Фурцев с трудом поднялся на ноги, доковылял до указанного места. Странно, но в такой момент на него напала оглушающая апатия, под которой копошились мелкие, не вечные, даже неуместные в такой момент мысли. Он медленно стащил через голову потную, вонючую гимнастерку, долго возился непослушными пальцами с непослушным поясным ремешком.

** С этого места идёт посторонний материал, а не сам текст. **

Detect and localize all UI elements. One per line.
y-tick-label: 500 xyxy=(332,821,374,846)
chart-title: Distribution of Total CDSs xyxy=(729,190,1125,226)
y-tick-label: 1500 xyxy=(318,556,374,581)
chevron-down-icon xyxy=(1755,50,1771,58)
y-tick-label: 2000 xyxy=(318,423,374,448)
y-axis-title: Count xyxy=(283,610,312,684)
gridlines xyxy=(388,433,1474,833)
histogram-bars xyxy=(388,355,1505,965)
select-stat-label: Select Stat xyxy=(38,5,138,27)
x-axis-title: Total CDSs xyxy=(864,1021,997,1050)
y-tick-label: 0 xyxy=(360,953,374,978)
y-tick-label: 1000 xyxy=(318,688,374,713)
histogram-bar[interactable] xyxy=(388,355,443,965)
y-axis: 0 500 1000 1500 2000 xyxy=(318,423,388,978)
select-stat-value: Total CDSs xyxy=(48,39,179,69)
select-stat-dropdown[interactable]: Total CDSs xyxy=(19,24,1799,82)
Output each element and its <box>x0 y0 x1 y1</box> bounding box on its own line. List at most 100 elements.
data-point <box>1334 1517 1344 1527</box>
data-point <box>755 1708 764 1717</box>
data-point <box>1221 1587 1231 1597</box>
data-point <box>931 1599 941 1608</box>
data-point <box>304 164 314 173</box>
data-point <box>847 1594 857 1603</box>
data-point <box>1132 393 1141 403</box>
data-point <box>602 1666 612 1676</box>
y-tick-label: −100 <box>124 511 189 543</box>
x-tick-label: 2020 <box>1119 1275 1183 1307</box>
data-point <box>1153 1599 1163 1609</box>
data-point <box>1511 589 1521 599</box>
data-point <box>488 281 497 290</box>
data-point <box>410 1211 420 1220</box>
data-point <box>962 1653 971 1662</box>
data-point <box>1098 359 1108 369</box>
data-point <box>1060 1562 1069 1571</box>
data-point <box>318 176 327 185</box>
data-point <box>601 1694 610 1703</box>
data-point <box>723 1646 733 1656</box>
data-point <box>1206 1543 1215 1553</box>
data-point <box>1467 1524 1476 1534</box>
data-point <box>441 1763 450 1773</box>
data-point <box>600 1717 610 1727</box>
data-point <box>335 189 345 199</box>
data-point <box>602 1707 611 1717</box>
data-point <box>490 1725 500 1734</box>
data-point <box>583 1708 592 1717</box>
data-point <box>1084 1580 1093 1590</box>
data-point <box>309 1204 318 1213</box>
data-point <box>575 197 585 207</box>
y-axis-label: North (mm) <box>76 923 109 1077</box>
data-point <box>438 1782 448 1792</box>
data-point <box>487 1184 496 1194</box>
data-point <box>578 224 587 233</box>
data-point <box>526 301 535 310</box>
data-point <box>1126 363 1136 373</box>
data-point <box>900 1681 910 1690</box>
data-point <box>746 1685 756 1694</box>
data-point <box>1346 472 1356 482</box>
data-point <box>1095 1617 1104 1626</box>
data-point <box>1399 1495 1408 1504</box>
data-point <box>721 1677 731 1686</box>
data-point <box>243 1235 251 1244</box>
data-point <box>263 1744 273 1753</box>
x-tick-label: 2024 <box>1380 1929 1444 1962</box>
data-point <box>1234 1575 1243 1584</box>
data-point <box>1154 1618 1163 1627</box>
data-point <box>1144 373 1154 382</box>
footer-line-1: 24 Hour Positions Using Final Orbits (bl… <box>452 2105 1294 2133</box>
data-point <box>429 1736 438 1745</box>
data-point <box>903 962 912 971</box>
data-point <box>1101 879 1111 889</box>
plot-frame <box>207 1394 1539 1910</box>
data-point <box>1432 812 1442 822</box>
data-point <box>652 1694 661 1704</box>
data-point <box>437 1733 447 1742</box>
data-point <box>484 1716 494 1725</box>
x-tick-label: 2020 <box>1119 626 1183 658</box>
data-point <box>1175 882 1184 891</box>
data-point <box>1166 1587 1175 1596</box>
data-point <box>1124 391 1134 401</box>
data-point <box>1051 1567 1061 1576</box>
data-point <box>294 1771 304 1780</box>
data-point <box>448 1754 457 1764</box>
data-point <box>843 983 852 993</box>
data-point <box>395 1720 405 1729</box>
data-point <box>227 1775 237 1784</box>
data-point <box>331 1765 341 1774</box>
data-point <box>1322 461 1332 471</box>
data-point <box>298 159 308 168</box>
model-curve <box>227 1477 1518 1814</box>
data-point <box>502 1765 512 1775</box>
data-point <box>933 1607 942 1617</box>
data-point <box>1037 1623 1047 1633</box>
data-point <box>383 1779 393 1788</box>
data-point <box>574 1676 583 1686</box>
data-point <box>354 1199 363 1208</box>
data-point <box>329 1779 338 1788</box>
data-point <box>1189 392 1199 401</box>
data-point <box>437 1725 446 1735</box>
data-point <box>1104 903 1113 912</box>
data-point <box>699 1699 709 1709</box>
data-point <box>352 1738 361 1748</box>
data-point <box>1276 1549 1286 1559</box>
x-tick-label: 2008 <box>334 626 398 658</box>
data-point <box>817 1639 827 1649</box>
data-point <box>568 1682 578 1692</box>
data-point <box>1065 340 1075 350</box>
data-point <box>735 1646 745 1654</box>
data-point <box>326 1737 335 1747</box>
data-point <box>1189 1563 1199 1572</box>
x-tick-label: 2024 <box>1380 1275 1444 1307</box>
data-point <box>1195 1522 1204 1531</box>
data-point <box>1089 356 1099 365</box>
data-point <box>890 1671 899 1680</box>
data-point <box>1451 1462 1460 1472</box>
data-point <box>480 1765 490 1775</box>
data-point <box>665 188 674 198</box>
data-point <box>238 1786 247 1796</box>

— Ну, что, капитан, — сказал Мышкин раздевавшийся рядом, — последний парад наступает?
Капитан сначала хотел ему не отвечать, а потом вдруг вспомнил, что есть у него вопрос к разведчику.
— Слушай, Мышкин, а ты, правда сам попросился сюда из госпиталя. Ну, когда тебе глаз выбили.
— Сам. Только никто не верит. Обидно.
— А зачем?
Лейтенант быстро и ловко освободился от своего широкого стильного костюмчика. Повел сильными плечами, глубоко вздохнул.
— Ты тоже, командир, как и остальные, думаешь, я просто повоевать люблю?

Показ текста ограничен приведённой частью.